Diego (19 años) espera impaciente en la explanada de Bellas Artes. Las manos no hallan lugar y se mira y se mira en el reflejo de su celular, acomodando cada cabello para cerciorarse de verse bien. Hace dos semanas conoció a Fernando en una librería. Ambos buscaban el mismo libro. Uno estudia Comunicación en la UNAM y el otro en la Ibero. 
Se han llamado varias veces por teléfono y se han dicho cuánto se gustan. Hoy es la primera cita.
 
Fernando (20 años) lo abraza por detrás, mientras le entrega una rosa roja le pide disculpas por el retraso y culpa al tráfico de la ciudad.  Se encuentran los ojos, se ansían los labios, se estrechan los cuerpos y sube el calor. Caminan por la Alameda y se ríen de todo y de nada. 
 
Diego es el guía y le explica algunas cosas del Centro Histórico. Fernando no conoce bien esta parte de la ciudad. Vive en Santa Fe, y allá, es otro mundo. Sus sentidos están atentos y goza cada palabra que pronuncia su hermoso acompañante. 
 
Diego se ruboriza un par de veces cuando Fernando le roza las nalgas con la mano. “Me encantas”, le susurra al oído. Ambos sienten que bajo las braguetas algo crece y no lo pueden o no lo quieren evitar.
 
Compran un par de helados, un libro para Diego, algunas fotos, una funda para lentes, un llavero y una camiseta con la figura de Emiliano Zapata impresa.

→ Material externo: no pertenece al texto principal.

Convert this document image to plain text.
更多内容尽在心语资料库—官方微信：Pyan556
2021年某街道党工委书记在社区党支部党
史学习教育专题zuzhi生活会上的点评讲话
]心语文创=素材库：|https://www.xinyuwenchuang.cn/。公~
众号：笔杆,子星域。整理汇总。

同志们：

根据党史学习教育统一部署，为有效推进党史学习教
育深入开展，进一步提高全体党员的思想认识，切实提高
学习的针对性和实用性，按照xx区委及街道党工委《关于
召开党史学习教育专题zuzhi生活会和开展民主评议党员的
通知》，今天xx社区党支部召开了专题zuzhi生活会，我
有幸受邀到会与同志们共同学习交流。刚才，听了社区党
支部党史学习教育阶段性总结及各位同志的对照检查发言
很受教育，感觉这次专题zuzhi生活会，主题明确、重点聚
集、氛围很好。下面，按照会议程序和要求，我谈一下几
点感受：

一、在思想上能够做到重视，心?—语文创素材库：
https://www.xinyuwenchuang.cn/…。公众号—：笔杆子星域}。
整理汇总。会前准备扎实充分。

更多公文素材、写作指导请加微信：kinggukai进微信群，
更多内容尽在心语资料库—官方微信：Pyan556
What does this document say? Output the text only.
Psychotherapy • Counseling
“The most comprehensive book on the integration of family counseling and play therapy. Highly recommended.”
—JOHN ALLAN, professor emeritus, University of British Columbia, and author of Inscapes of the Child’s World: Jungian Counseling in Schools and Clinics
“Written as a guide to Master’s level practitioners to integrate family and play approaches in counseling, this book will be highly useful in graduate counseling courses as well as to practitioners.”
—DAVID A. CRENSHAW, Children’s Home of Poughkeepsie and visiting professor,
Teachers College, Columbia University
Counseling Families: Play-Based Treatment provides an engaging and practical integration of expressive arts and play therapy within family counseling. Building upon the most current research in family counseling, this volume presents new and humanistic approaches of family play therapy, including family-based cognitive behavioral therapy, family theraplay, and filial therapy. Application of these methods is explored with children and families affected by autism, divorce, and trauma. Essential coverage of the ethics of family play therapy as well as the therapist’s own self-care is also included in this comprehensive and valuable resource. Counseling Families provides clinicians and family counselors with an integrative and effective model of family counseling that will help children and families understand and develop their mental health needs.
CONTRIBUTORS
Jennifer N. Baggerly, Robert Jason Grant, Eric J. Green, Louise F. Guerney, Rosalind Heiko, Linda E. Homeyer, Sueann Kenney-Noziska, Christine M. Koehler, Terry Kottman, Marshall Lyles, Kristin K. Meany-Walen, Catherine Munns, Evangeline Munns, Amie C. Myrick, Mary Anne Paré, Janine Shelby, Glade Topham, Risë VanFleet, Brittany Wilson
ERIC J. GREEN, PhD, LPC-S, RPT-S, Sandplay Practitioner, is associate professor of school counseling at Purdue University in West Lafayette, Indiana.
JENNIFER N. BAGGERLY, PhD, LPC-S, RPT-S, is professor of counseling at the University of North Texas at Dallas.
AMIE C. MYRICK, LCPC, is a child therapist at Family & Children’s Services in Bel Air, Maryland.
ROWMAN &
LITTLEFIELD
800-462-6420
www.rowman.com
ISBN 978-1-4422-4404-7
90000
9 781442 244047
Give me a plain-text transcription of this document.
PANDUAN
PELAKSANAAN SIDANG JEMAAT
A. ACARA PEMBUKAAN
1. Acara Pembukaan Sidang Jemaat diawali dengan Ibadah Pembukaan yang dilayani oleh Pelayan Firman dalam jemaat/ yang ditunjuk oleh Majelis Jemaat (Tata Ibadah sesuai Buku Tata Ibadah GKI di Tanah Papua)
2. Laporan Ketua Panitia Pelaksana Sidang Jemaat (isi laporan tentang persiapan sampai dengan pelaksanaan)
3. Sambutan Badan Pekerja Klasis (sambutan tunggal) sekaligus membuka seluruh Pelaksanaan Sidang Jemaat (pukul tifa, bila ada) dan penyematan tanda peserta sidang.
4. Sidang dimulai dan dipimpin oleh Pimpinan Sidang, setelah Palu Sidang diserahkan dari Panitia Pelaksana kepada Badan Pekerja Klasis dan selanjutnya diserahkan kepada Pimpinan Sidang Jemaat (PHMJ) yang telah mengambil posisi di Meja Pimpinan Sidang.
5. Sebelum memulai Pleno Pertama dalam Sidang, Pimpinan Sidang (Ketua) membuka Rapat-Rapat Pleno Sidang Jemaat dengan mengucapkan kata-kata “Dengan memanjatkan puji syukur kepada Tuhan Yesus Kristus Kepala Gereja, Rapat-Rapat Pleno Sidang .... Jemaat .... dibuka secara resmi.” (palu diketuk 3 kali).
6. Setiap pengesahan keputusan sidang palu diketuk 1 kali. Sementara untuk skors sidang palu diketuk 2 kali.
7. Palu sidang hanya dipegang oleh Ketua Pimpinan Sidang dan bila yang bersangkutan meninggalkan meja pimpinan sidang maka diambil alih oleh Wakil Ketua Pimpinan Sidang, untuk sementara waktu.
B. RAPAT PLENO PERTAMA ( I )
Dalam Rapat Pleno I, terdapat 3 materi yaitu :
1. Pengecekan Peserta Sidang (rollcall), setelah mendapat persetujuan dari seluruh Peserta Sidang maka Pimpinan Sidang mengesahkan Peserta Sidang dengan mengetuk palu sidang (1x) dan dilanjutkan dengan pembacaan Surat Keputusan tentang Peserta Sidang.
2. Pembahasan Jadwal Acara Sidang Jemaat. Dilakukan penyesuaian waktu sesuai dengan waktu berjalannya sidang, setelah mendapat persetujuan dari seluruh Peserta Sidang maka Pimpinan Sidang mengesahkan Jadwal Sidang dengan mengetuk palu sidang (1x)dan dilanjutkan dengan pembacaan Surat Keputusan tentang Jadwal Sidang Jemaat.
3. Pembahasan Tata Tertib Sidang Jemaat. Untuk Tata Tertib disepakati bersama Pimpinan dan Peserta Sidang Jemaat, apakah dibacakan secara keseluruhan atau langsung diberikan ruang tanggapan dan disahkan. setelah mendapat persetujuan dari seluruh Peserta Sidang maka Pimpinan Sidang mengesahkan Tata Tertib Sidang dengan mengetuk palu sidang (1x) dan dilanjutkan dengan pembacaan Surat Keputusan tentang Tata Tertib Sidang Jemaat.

Fernando no se aguanta y de pronto le planta un beso que no ofrece resistencia. La gente no hace caso y siguen su camino. El mundo gira, nada cambia en apariencia. El mundo de ellos dos sí ha cambiado. Sólo existen ellos, lo mucho que se gustan y lo más que se desean.
 
Fernando ha conseguido un depa atrás de la Embajada Americana y tienen dos horas para disfrutarlo. Corren como quien busca la olla de oro al final del arcoiris.
La entrega es absoluta. Plena. Sin límites. Sin miedos. Sin cobardías. Sin prejuicios. Sin obstáculos. Es ahora, sólo los dos y sus miradas profundas.
 
Se tocan los rostros, se jalan el cabello, se tocan las nalgas, se bajan los cierres. Ah, cómo estorba a veces la ropa. Dos volcanes estallan, dos corazones se funden, dos mundos coinciden y dos almas se reencuentran. 
 
Silencio. Ojos que buscan más allá. “No me dejes nunca”, suplica Fernando. “Nunca lo hare”, promete Diego.
 
Cada uno entra a su casa como flotando en el aire. Diego solo escucha como a lo lejos que su mamá le recuerda que hay que sacar la basura y que hay que meter la ropa que está en la azotea. Hace todo de manera automática.
 
Fernando encuentra en la barra de la cocina un sándwich, ya frío, que le preparó su nana —que ya se fue a descansar—, y una nota de su mamá diciendo que está en una cena con amigas. Nada de eso le importa. Ni hambre tiene y le importa un pito si está o no está su mamá.
 
“Aún siento tus labios, tus muslos, tu espalda dura y curva. Tus dientes y tu manera de tocarme. Nunca me había enamorado como lo estoy de ti, y no pensé que se sintiera tan bonito. Ojalá que no despierte nunca de este sueño que me regala tu amor”, le escribe Fernando a Diego.
 
Ellos tienen  una nueva historia. Su amor, aunque es de dos hombres, también cuenta. Son cursis, son cachondos, son cabrones, son chistosos, son atrevidos, son rebeldes, son coquetos entre ellos, son amigos, son amantes, son dos hombres enamorados. 
 
¿Y quién dijo que no se puede?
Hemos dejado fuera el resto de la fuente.